I’m back! I found an article a few days ago that I felt compelled to write about. Warning: I’m writing this in a state of frenzy as I’ve got about a million disconnected (and connected) thoughts going through my head. So, if I digress…forgive and forget. K? Cool.
So, the LA Times has an article out on the single (and happy!) woman in Egypt. How appropriate. The article is essentially about the burgeoning population of single, career women in Cairo, and their waning desires to get married all young and stuff and start having babies (not that there is anything wrong with that). The article addresses the social pressures (which are present in the States as well, but I think, not as prevalent) of getting married at a young age and foregoing a career in exchange for a stable, dependent husband. As if the two are mutually exclusive.
The whole idea of beauty and intelligence being two mutually exclusive attributes really bothers me. It actually really annoys the hell out of me.

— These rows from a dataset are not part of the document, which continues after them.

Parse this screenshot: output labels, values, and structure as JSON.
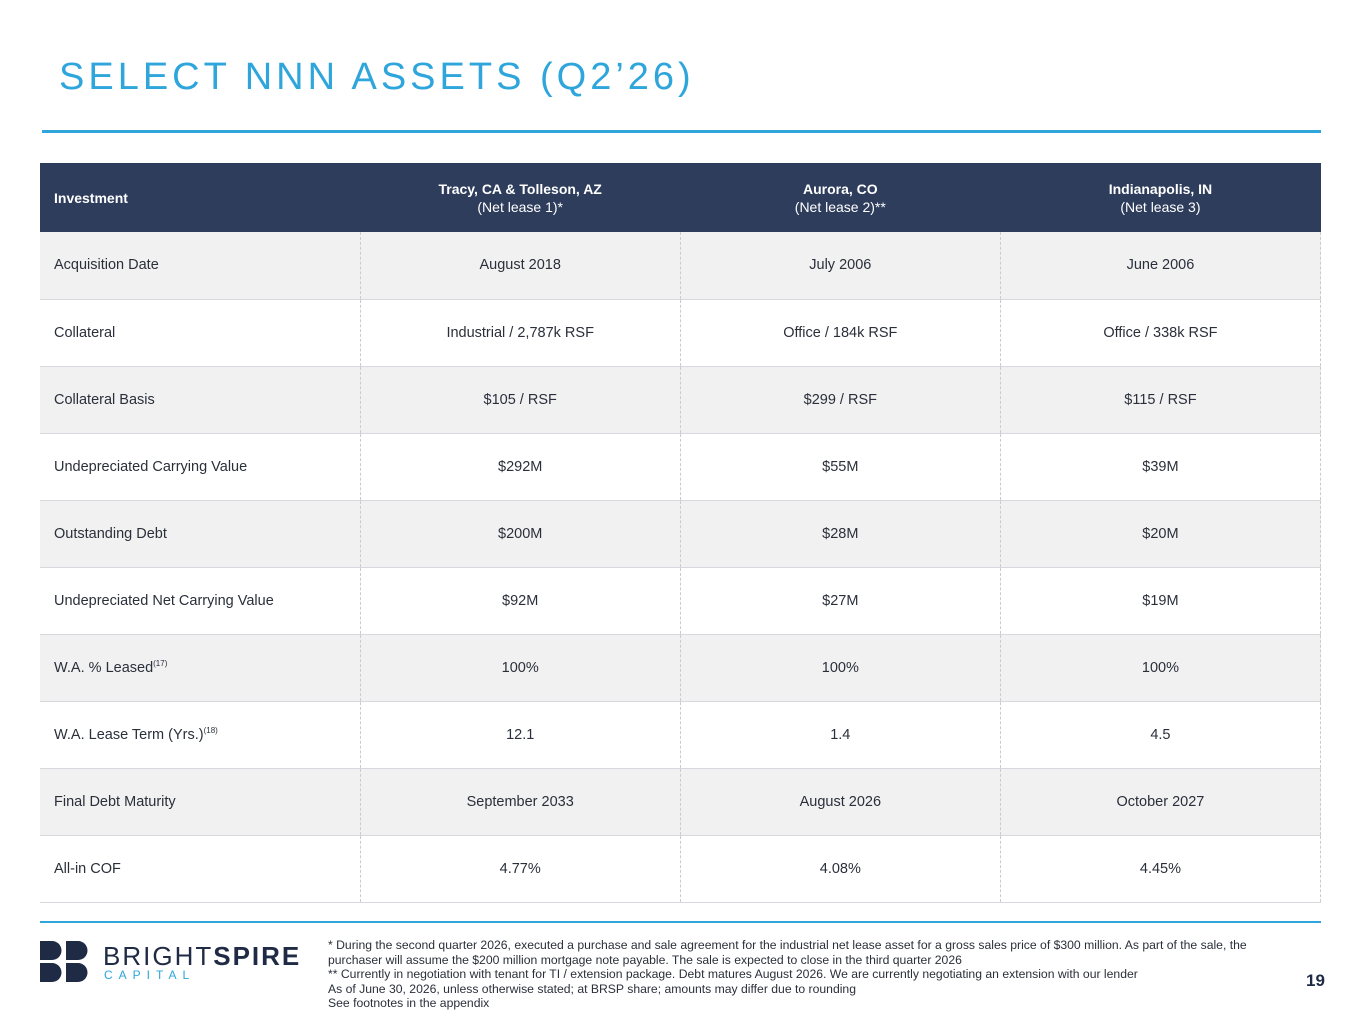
{
  "slide": {
    "title": "SELECT NNN ASSETS (Q2’26)",
    "page_number": "19"
  },
  "table": {
    "header": {
      "label": "Investment",
      "columns": [
        {
          "name": "Tracy, CA & Tolleson, AZ",
          "sub": "(Net lease 1)*"
        },
        {
          "name": "Aurora, CO",
          "sub": "(Net lease 2)**"
        },
        {
          "name": "Indianapolis, IN",
          "sub": "(Net lease 3)"
        }
      ]
    },
    "rows": [
      {
        "label": "Acquisition Date",
        "sup": "",
        "values": [
          "August 2018",
          "July 2006",
          "June 2006"
        ]
      },
      {
        "label": "Collateral",
        "sup": "",
        "values": [
          "Industrial / 2,787k RSF",
          "Office / 184k RSF",
          "Office / 338k RSF"
        ]
      },
      {
        "label": "Collateral Basis",
        "sup": "",
        "values": [
          "$105 / RSF",
          "$299 / RSF",
          "$115 / RSF"
        ]
      },
      {
        "label": "Undepreciated Carrying Value",
        "sup": "",
        "values": [
          "$292M",
          "$55M",
          "$39M"
        ]
      },
      {
        "label": "Outstanding Debt",
        "sup": "",
        "values": [
          "$200M",
          "$28M",
          "$20M"
        ]
      },
      {
        "label": "Undepreciated Net Carrying Value",
        "sup": "",
        "values": [
          "$92M",
          "$27M",
          "$19M"
        ]
      },
      {
        "label": "W.A. % Leased",
        "sup": "(17)",
        "values": [
          "100%",
          "100%",
          "100%"
        ]
      },
      {
        "label": "W.A. Lease Term (Yrs.)",
        "sup": "(18)",
        "values": [
          "12.1",
          "1.4",
          "4.5"
        ]
      },
      {
        "label": "Final Debt Maturity",
        "sup": "",
        "values": [
          "September 2033",
          "August 2026",
          "October 2027"
        ]
      },
      {
        "label": "All-in COF",
        "sup": "",
        "values": [
          "4.77%",
          "4.08%",
          "4.45%"
        ]
      }
    ]
  },
  "logo": {
    "word_light": "BRIGHT",
    "word_bold": "SPIRE",
    "sub": "CAPITAL",
    "navy": "#1f2a44",
    "blue": "#2ea6dc"
  },
  "footnotes": [
    "*   During the second quarter 2026, executed a purchase and sale agreement for the industrial net lease asset for a gross sales price of $300 million. As part of the sale, the purchaser will assume the $200 million mortgage note payable. The sale is expected to close in the third quarter 2026",
    "**  Currently in negotiation with tenant for TI / extension package. Debt matures August 2026. We are currently negotiating an extension with our lender",
    "As of June 30, 2026, unless otherwise stated; at BRSP share; amounts may differ due to rounding",
    "See footnotes in the appendix"
  ],
  "colors": {
    "accent": "#2ea6dc",
    "header_bg": "#2e3d5c",
    "row_shade": "#f1f1f2"
  }
}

I had the unfortunate experience of dating a huge misogynist not too long ago, and he pretty much fit right into Parker’s quote. The reasons he broke up with me? There were a few…let me break them down…(yes, they are that good):
1) I never cooked him dinner. Ever. Whoops. Homeboy wanted me to make him sandwiches and bring them to class for him as well. I’m a bad girlfriend.
2) I “studied more than he did, worked out more than he did, went out more than he did, drank more than he did.” Dating a frat boy probably wasn’t the best idea on my part.

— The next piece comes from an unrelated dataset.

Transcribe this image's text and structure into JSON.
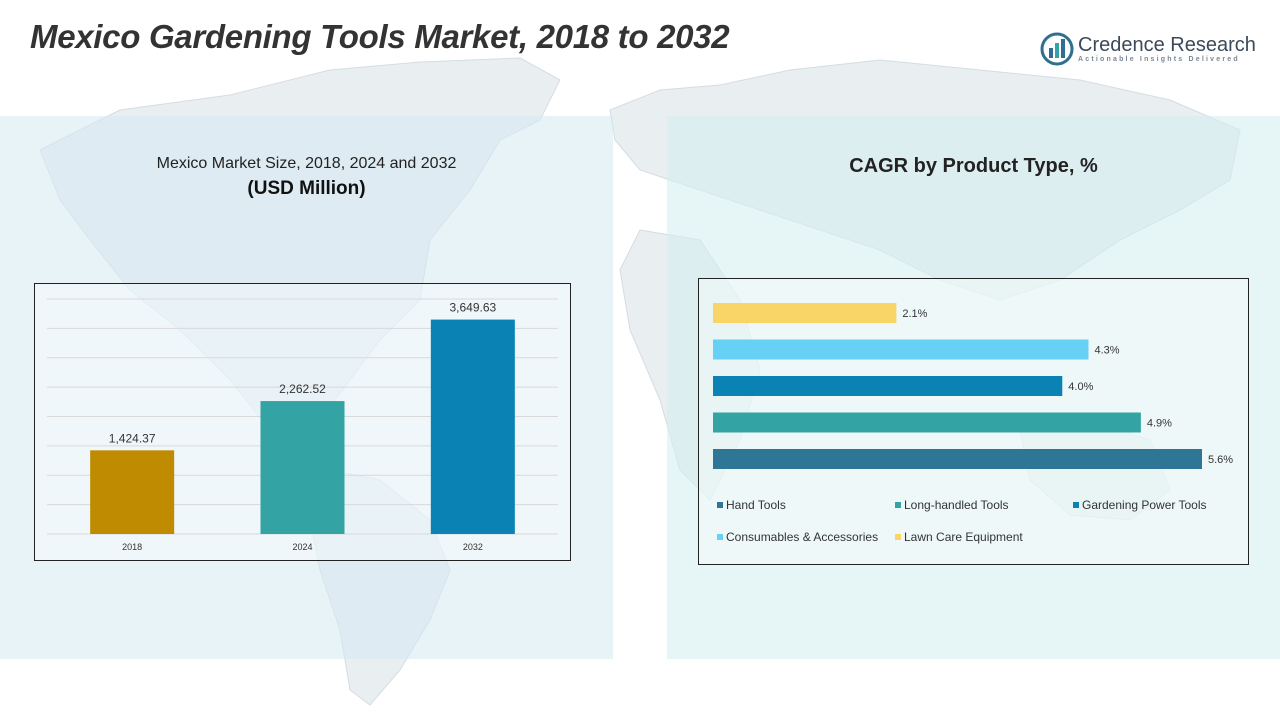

3) when we walked down the street, and I was talking politics or feminism or…anything serious, even for a second…it made him “feel like he was walking down the street with a 45 year old woman” (what?!?)
and
4) he was afraid “I would correct him in front of his friends at the weekly kegger or frat party”
Right. Right. So…homeboy kept on asserting, the entire length of our relationship, that he loved the fact that I was smart and funny and also…”a hottie to boot!” (wow, what a compliment) but that…in social situations, I was never to “one up” him. On anything. Ever. Even if he accidentally mis-used a word. Or made a total ass out of himself. Which he did. Often. Without trying to figure out my deranged mental state while dating this character…the point is…that I always felt like I had to hide my motivation, my intelligence. I had to hide the fact that I was opinionated and…that I was *gasp* a feminist! No! If he only knew I was guest-blogging for a feminist blog RIGHT NOW…I think he might pop a blood vessel.
I’m in no hurry to get married, and while I’m definitely open to the idea of marriage, I don’t feel as inclined towards meeting the man of my dreams and popping out lots of babies. My older sister, on the other hand, is the complete opposite. She’s a 27 year old, Harvard and Johns Hopkins educated pediatrician, and has definitely cried to me on the phone about her plight as the “old maid” who just wants her boyfriend to propose. She’s 27. We’re different, if you couldn’t tell. My parents have pretty much caught on (they are smart!!) that I’m not necessarily jumping up and down about the thought of getting married and I am constantly sending hints to my mother (via emails) trying to telling her that feminism, human rights, women’s rights, all of it…well, it’s not just a hobby.